= Marshall University – South Charleston Campus =

Marshall University – South Charleston Campus is a branch campus of Marshall University located in South Charleston, West Virginia.

The institution traces its roots to extension graduate programs offered by both Marshall University and West Virginia University throughout West Virginia, and particularly in the metropolitan Charleston, West Virginia area prior to 1969.

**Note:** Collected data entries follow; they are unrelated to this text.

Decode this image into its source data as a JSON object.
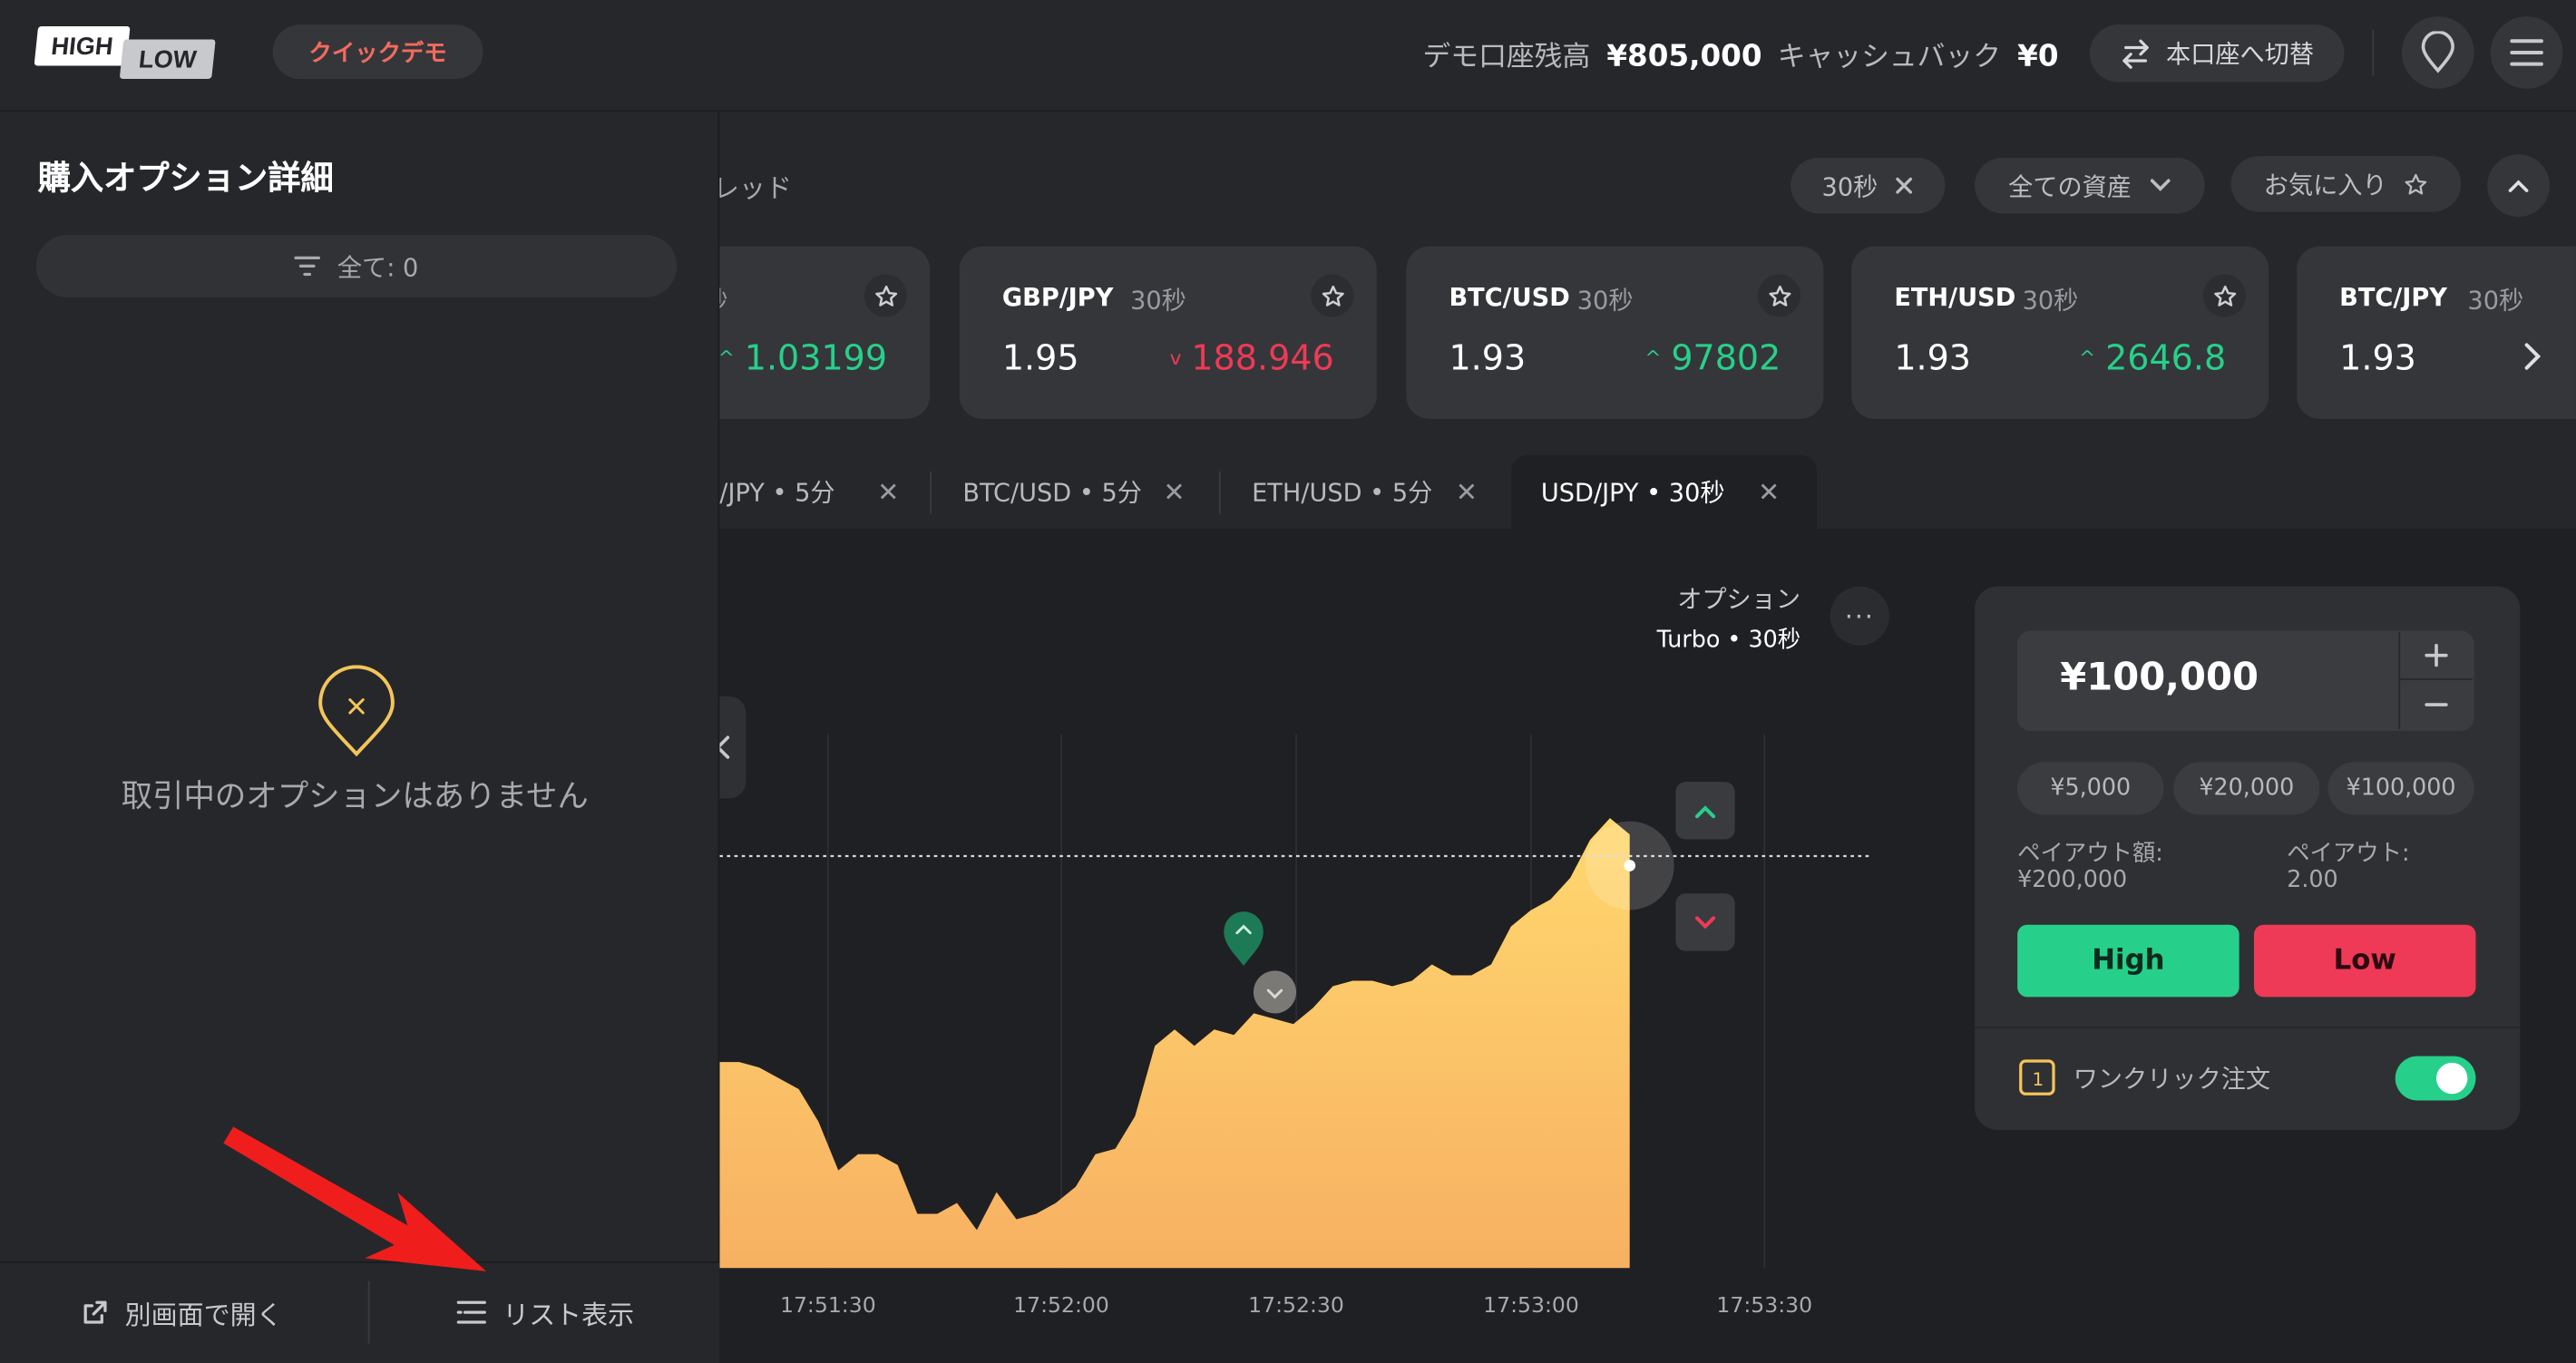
{
  "header": {
    "logo_top": "HIGH",
    "logo_bottom": "LOW",
    "demo_badge": "クイックデモ",
    "balance_label": "デモ口座残高",
    "balance_value": "¥805,000",
    "cashback_label": "キャッシュバック",
    "cashback_value": "¥0",
    "switch_label": "本口座へ切替"
  },
  "left_panel": {
    "title": "購入オプション詳細",
    "filter_label": "全て: 0",
    "empty_message": "取引中のオプションはありません",
    "open_new_window": "別画面で開く",
    "list_view": "リスト表示"
  },
  "section_title": "ブレッド",
  "filters": {
    "duration": "30秒",
    "all_assets": "全ての資産",
    "favorites": "お気に入り"
  },
  "asset_cards": [
    {
      "pair": "",
      "duration": "秒",
      "payout": "",
      "price": "1.03199",
      "direction": "up"
    },
    {
      "pair": "GBP/JPY",
      "duration": "30秒",
      "payout": "1.95",
      "price": "188.946",
      "direction": "down"
    },
    {
      "pair": "BTC/USD",
      "duration": "30秒",
      "payout": "1.93",
      "price": "97802",
      "direction": "up"
    },
    {
      "pair": "ETH/USD",
      "duration": "30秒",
      "payout": "1.93",
      "price": "2646.8",
      "direction": "up"
    },
    {
      "pair": "BTC/JPY",
      "duration": "30秒",
      "payout": "1.93",
      "price": "",
      "direction": "down"
    }
  ],
  "tabs": [
    {
      "label": "/JPY • 5分",
      "active": false
    },
    {
      "label": "BTC/USD • 5分",
      "active": false
    },
    {
      "label": "ETH/USD • 5分",
      "active": false
    },
    {
      "label": "USD/JPY • 30秒",
      "active": true
    }
  ],
  "chart_info": {
    "option_label": "オプション",
    "option_type": "Turbo • 30秒"
  },
  "chart_data": {
    "type": "area",
    "title": "",
    "xlabel": "",
    "ylabel": "",
    "x_ticks": [
      "17:51:30",
      "17:52:00",
      "17:52:30",
      "17:53:00",
      "17:53:30"
    ],
    "strike_level": 0.76,
    "series": [
      {
        "values": [
          0.38,
          0.38,
          0.37,
          0.35,
          0.33,
          0.27,
          0.18,
          0.21,
          0.21,
          0.19,
          0.1,
          0.1,
          0.12,
          0.07,
          0.14,
          0.09,
          0.1,
          0.12,
          0.15,
          0.21,
          0.22,
          0.28,
          0.41,
          0.44,
          0.41,
          0.44,
          0.43,
          0.47,
          0.46,
          0.45,
          0.48,
          0.52,
          0.53,
          0.53,
          0.52,
          0.53,
          0.56,
          0.54,
          0.54,
          0.56,
          0.63,
          0.66,
          0.68,
          0.72,
          0.79,
          0.83,
          0.8
        ]
      }
    ],
    "colors": {
      "fill_top": "#ffd86e",
      "fill_bottom": "#f7b062",
      "strike": "#d9d9d9"
    }
  },
  "trade": {
    "amount": "¥100,000",
    "presets": [
      "¥5,000",
      "¥20,000",
      "¥100,000"
    ],
    "payout_amount_label": "ペイアウト額:",
    "payout_amount_value": "¥200,000",
    "payout_label": "ペイアウト:",
    "payout_value": "2.00",
    "high_label": "High",
    "low_label": "Low",
    "one_click_label": "ワンクリック注文",
    "one_click_on": true
  },
  "colors": {
    "up": "#27d08a",
    "down": "#ee3a56",
    "accent_gold": "#f3c55a",
    "demo_badge_text": "#f26b5e",
    "annotation_arrow": "#f01d1d"
  }
}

In that year, the state reorganized its extension graduate system. WVU was limited to, except in a few subjects, offering extension programs in the northern part of the state, MU was limited to the four counties surrounding the main campus in Huntington, and a graduate only College of Graduate Studies (sometimes incorrectly called "The West Virginia College of Graduate Studies") was founded. The college had no campus of its own, and almost no faculty. It had some offices at West Virginia State College and offered classes on that campus and at locations throughout the rest of southern West Virginia, drawing its faculty from those of West Virginia State College, Concord College, Bluefield State College, Glenville State College and other institutions. The college also utilized adjunct faculty drawn from industry in the Kanawha Valley.

Because the original name lacked a geographic marker and institutional prestige, the school was briefly renamed The University of West Virginia College of Graduate Studies, and shortly thereafter, the West Virginia Graduate College.
In 1992 the school got a campus of its own, moving to land donated by the Union Carbide Corporation near its research facility. The next year, the state again reorganized its graduate education system, merging the West Virginia Graduate College and the on-campus graduate programs of Marshall University under the name Marshall University Graduate College.

In 2010 the state authorized Marshall to begin offering extension undergraduate programs at the South Charleston location, and the facility was renamed the "Marshall University - South Charleston Campus", and commonly now known as "Marshall-South Charleston".